Face à ces scénarios, la meilleure façon de se protéger contre le stalkerware et autres menaces est d’adopter des mesures préventives :
- Protéger l’accès physique à vos appareils et comptes : ne laissez jamais vos appareils sans surveillance, surtout en cas de conflit ou de rupture.
- Établir des accords clairs sur la confidentialité et la sécurité avec vos partenaires : il est crucial de refuser la normalisation du partage des accès entre partenaires. Discutez ouvertement de l’importance de la vie privée et de l’intimité.
- Reconnaître les signes de comportement suspect chez les partenaires ou ex-partenaires : certains signaux peuvent indiquer une surveillance :
- Connaissance inattendue de vos activités ou conversations privées.
- Insistance pour avoir accès à votre téléphone ou ordinateur, même après la rupture.
- Comportement contrôlant, comme exiger de savoir où vous êtes et avec qui vous êtes à tout moment.
- Identifier les signaux techniques d’une possible compromission :
- Applications inconnues installées sur l’appareil.
- Autorisations excessives accordées aux applications (une application de calculatrice ne devrait pas avoir besoin d’accéder à votre microphone ou à votre localisation).
- Notifications de sécurité inhabituelles.
- Appareils inconnus connectés à vos comptes Google ou Apple.
- Consommation anormale de la batterie ou surchauffe (bien que ces signaux puissent avoir d’autres causes, ils peuvent aussi indiquer la présence d’un logiciel traqueur, surtout s’ils apparaissent soudainement).
En résumé, la meilleure défense contre le logiciel traqueur est la prévention. Soyez vigilante, protégez vos appareils, communiquez clairement avec vos partenaires et apprenez à reconnaître les signaux d’alarme. Si vous avez des soupçons, n’hésitez pas à demander de l’aide à des organisations spécialisées.

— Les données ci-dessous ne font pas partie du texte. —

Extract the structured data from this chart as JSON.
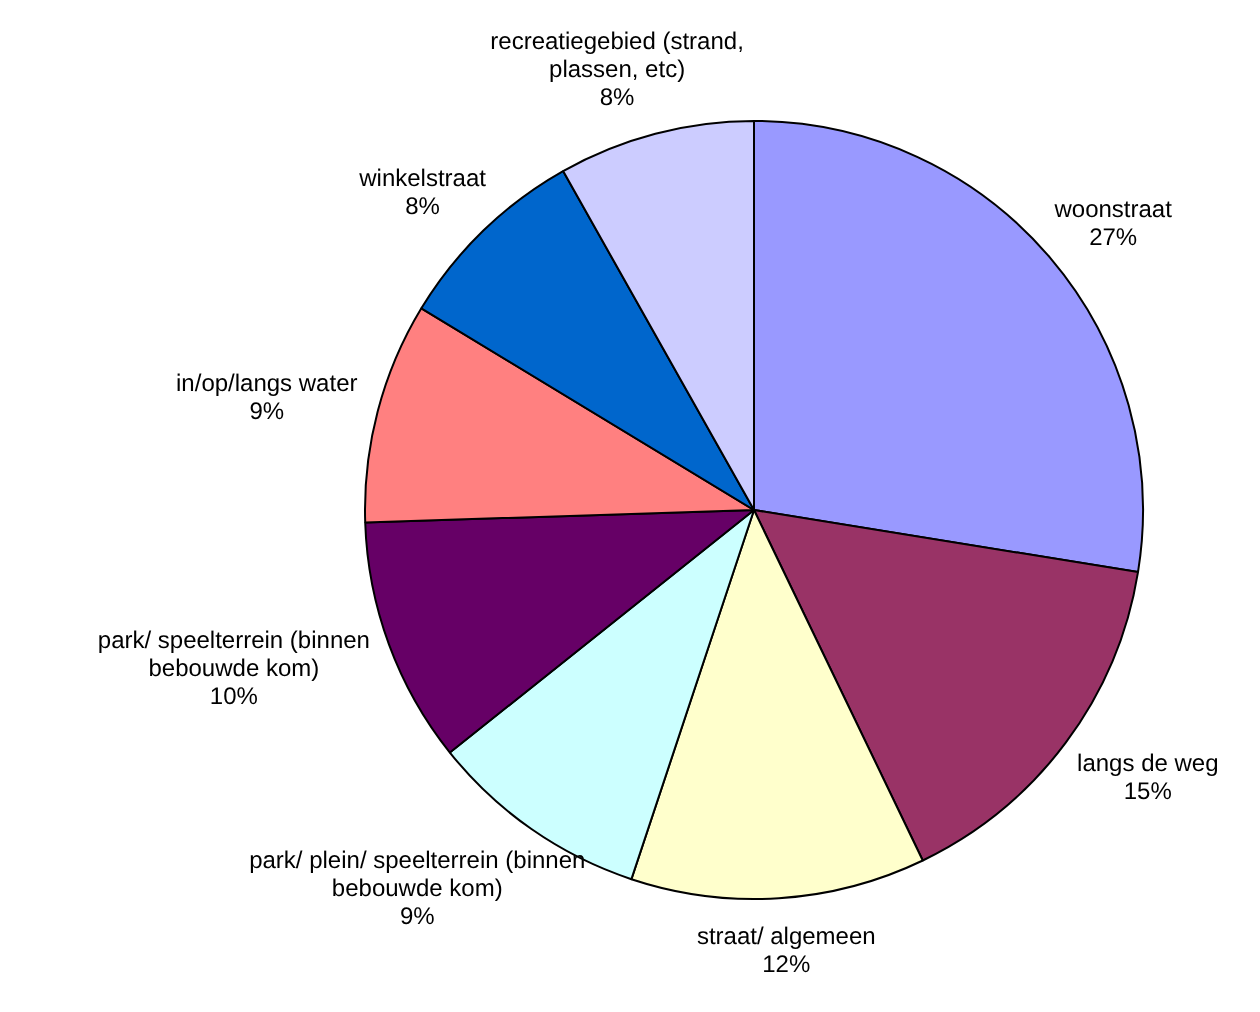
{
  "chart_data": {
    "type": "pie",
    "categories": [
      "woonstraat",
      "langs de weg",
      "straat/ algemeen",
      "park/ plein/ speelterrein (binnen bebouwde kom)",
      "park/ speelterrein (binnen bebouwde kom)",
      "in/op/langs water",
      "winkelstraat",
      "recreatiegebied (strand, plassen, etc)"
    ],
    "values": [
      27,
      15,
      12,
      9,
      10,
      9,
      8,
      8
    ],
    "value_labels": [
      "27%",
      "15%",
      "12%",
      "9%",
      "10%",
      "9%",
      "8%",
      "8%"
    ],
    "colors": [
      "#9999ff",
      "#993366",
      "#ffffcc",
      "#ccffff",
      "#660066",
      "#ff8080",
      "#0066cc",
      "#ccccff"
    ],
    "legend": false
  }
}
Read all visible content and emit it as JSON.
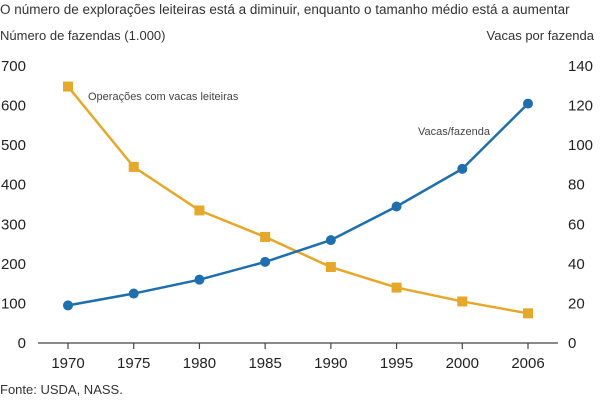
{
  "colors": {
    "farms": "#e6a82a",
    "cows": "#1f6fae",
    "axis": "#444444"
  },
  "chart_data": {
    "type": "line",
    "title": "O número de explorações leiteiras está a diminuir, enquanto o tamanho médio está a aumentar",
    "ylabel_left": "Número de fazendas (1.000)",
    "ylabel_right": "Vacas por fazenda",
    "source": "Fonte: USDA, NASS.",
    "categories": [
      "1970",
      "1975",
      "1980",
      "1985",
      "1990",
      "1995",
      "2000",
      "2006"
    ],
    "ylim_left": [
      0,
      700
    ],
    "ylim_right": [
      0,
      140
    ],
    "yticks_left": [
      "0",
      "100",
      "200",
      "300",
      "400",
      "500",
      "600",
      "700"
    ],
    "yticks_right": [
      "0",
      "20",
      "40",
      "60",
      "80",
      "100",
      "120",
      "140"
    ],
    "grid": false,
    "series": [
      {
        "name": "Operações com vacas leiteiras",
        "axis": "left",
        "marker": "square",
        "values": [
          648,
          445,
          335,
          268,
          192,
          140,
          105,
          75
        ]
      },
      {
        "name": "Vacas/fazenda",
        "axis": "right",
        "marker": "circle",
        "values": [
          19,
          25,
          32,
          41,
          52,
          69,
          88,
          121
        ]
      }
    ]
  }
}
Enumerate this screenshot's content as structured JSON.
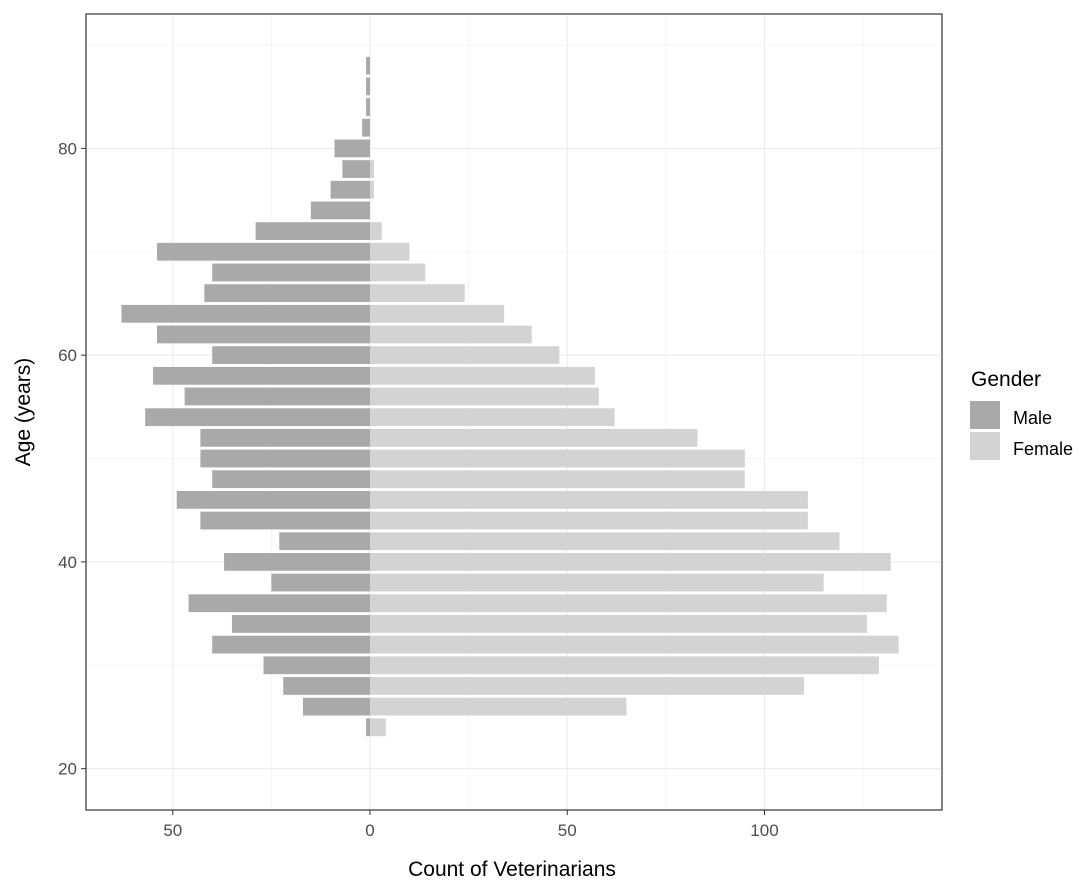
{
  "chart_data": {
    "type": "bar",
    "orientation": "horizontal",
    "subtype": "population-pyramid",
    "title": "",
    "xlabel": "Count of Veterinarians",
    "ylabel": "Age (years)",
    "x_ticks": [
      {
        "value": -50,
        "label": "50"
      },
      {
        "value": 0,
        "label": "0"
      },
      {
        "value": 50,
        "label": "50"
      },
      {
        "value": 100,
        "label": "100"
      }
    ],
    "y_ticks": [
      {
        "value": 20,
        "label": "20"
      },
      {
        "value": 40,
        "label": "40"
      },
      {
        "value": 60,
        "label": "60"
      },
      {
        "value": 80,
        "label": "80"
      }
    ],
    "xlim": [
      -72,
      145
    ],
    "ylim": [
      16,
      93
    ],
    "grid": true,
    "legend": {
      "title": "Gender",
      "placement": "right"
    },
    "categories": [
      24,
      26,
      28,
      30,
      32,
      34,
      36,
      38,
      40,
      42,
      44,
      46,
      48,
      50,
      52,
      54,
      56,
      58,
      60,
      62,
      64,
      66,
      68,
      70,
      72,
      74,
      76,
      78,
      80,
      82,
      84,
      86,
      88
    ],
    "series": [
      {
        "name": "Male",
        "color": "#a9a9a9",
        "values": [
          1,
          17,
          22,
          27,
          40,
          35,
          46,
          25,
          37,
          23,
          43,
          49,
          40,
          43,
          43,
          57,
          47,
          55,
          40,
          54,
          63,
          42,
          40,
          54,
          29,
          15,
          10,
          7,
          9,
          2,
          1,
          1,
          1
        ]
      },
      {
        "name": "Female",
        "color": "#d3d3d3",
        "values": [
          4,
          65,
          110,
          129,
          134,
          126,
          131,
          115,
          132,
          119,
          111,
          111,
          95,
          95,
          83,
          62,
          58,
          57,
          48,
          41,
          34,
          24,
          14,
          10,
          3,
          0,
          1,
          1,
          0,
          0,
          0,
          0,
          0
        ]
      }
    ]
  }
}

Se protéger collectivement : la réponse d’InterSecLab
InterSecLab offre un soutien technique et scientifique essentiel pour renforcer la protection des droits humains dans l’espace numérique et protéger les personnes victimes de surveillance. Ils proposent des services d’analyse médico-légale numérique et d’investigation d’appareils potentiellement compromis, qu’il s’agisse de téléphones, d’ordinateurs ou de réseaux.

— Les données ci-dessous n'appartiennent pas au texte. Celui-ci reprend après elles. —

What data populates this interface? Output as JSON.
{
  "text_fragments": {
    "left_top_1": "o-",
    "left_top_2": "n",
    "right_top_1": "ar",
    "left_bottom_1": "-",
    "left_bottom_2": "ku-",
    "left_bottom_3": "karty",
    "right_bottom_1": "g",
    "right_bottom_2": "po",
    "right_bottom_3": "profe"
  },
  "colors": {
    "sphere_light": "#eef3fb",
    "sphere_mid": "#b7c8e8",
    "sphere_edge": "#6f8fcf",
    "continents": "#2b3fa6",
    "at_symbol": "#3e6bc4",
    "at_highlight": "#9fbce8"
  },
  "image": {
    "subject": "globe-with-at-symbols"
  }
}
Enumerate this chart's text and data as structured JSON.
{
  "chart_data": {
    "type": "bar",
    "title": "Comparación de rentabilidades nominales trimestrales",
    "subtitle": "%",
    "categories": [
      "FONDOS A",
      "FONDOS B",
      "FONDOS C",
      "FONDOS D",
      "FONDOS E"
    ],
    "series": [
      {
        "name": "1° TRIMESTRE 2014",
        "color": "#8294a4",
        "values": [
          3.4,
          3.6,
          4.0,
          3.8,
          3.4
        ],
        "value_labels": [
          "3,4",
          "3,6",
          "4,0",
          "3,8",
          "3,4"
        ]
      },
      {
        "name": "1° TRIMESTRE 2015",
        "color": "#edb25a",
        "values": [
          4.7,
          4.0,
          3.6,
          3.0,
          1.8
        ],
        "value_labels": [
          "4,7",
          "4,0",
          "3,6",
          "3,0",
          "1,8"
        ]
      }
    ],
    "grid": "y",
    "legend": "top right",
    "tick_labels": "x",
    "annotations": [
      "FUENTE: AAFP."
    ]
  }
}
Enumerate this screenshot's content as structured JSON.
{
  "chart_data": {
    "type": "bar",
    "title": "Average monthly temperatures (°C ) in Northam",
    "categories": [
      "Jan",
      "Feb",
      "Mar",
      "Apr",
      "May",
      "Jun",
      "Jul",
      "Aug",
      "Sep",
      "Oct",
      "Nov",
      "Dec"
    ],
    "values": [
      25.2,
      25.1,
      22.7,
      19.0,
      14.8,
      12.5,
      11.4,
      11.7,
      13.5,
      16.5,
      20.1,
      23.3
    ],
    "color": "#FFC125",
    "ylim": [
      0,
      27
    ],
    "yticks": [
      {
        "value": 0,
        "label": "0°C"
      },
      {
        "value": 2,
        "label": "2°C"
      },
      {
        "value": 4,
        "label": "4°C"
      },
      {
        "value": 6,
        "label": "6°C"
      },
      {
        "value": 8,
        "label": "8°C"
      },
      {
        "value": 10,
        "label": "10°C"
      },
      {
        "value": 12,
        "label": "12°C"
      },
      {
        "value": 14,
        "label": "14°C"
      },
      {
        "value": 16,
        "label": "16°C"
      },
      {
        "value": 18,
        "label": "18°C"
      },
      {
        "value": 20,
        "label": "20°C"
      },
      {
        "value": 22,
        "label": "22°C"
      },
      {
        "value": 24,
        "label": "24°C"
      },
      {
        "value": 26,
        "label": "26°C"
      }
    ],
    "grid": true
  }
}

Marla souligne l’importance de la « défense collective » : « Il ne s’agit pas d’autodéfense, mais bien d’une protection mutuelle. Nous visons à renforcer l’autonomie de l’Amérique latine et du mouvement transféministe et féministe face à ces enjeux sensibles qui nécessitent une approche spécifique. Malheureusement, le soutien actuel dans ce domaine est souvent dominé par des hommes, ce qui peut créer un sentiment d’inconfort pour certaines personnes lorsqu’il s’agit de partager des données sensibles. Nous parlons ici de la vie des gens, de leurs appareils personnels qui mêlent souvent vie privée et activisme. C’est pourquoi nous cherchons à adapter notre travail pour protéger non seulement les aspects techniques, mais aussi les autres sphères de la vie des personnes concernées. »

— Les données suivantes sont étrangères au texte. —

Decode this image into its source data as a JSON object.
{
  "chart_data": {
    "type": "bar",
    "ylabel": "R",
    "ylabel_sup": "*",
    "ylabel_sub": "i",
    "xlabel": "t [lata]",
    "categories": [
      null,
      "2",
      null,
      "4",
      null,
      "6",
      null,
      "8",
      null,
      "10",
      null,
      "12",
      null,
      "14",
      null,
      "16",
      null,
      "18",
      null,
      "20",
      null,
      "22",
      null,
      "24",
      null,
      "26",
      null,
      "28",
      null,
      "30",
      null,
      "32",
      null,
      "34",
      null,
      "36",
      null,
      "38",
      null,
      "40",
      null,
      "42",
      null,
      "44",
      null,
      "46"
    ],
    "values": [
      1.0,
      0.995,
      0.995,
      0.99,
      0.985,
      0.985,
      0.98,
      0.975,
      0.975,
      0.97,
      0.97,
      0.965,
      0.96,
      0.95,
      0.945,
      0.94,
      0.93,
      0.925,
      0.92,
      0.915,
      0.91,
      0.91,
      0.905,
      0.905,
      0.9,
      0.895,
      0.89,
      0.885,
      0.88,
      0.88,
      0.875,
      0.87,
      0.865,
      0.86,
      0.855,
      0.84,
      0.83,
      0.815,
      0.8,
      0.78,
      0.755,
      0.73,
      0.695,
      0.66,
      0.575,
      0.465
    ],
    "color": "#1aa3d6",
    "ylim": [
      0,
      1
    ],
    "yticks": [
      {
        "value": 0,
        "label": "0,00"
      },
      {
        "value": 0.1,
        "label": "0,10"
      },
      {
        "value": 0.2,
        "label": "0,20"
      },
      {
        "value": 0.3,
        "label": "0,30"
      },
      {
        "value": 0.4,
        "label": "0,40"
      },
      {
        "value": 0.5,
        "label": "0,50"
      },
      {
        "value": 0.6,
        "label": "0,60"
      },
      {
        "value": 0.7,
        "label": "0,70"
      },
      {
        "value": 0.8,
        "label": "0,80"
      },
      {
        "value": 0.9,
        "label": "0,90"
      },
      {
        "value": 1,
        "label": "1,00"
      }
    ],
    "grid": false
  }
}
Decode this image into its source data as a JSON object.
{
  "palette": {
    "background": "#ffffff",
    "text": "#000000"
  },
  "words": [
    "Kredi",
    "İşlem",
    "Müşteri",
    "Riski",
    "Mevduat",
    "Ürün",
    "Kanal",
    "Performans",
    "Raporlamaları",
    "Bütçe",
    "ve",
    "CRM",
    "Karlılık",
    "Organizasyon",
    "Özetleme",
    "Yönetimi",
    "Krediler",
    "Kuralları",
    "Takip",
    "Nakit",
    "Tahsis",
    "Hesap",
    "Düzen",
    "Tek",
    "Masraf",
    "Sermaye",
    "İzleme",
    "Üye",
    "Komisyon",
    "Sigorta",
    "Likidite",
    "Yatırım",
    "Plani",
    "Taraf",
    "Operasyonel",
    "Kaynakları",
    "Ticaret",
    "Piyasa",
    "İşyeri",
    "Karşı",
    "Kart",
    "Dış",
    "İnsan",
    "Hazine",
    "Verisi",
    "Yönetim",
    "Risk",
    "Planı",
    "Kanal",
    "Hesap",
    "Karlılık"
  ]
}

InterSecLab s’engage ainsi à offrir un accompagnement respectueux et adapté aux besoins spécifiques des victimes de surveillance numérique, en prenant en compte les enjeux de genre et les contextes particuliers. Cette approche holistique de la sécurité numérique contribue à renforcer la confiance et à favoriser l’autonomie des individus et des communautés face aux menaces en ligne.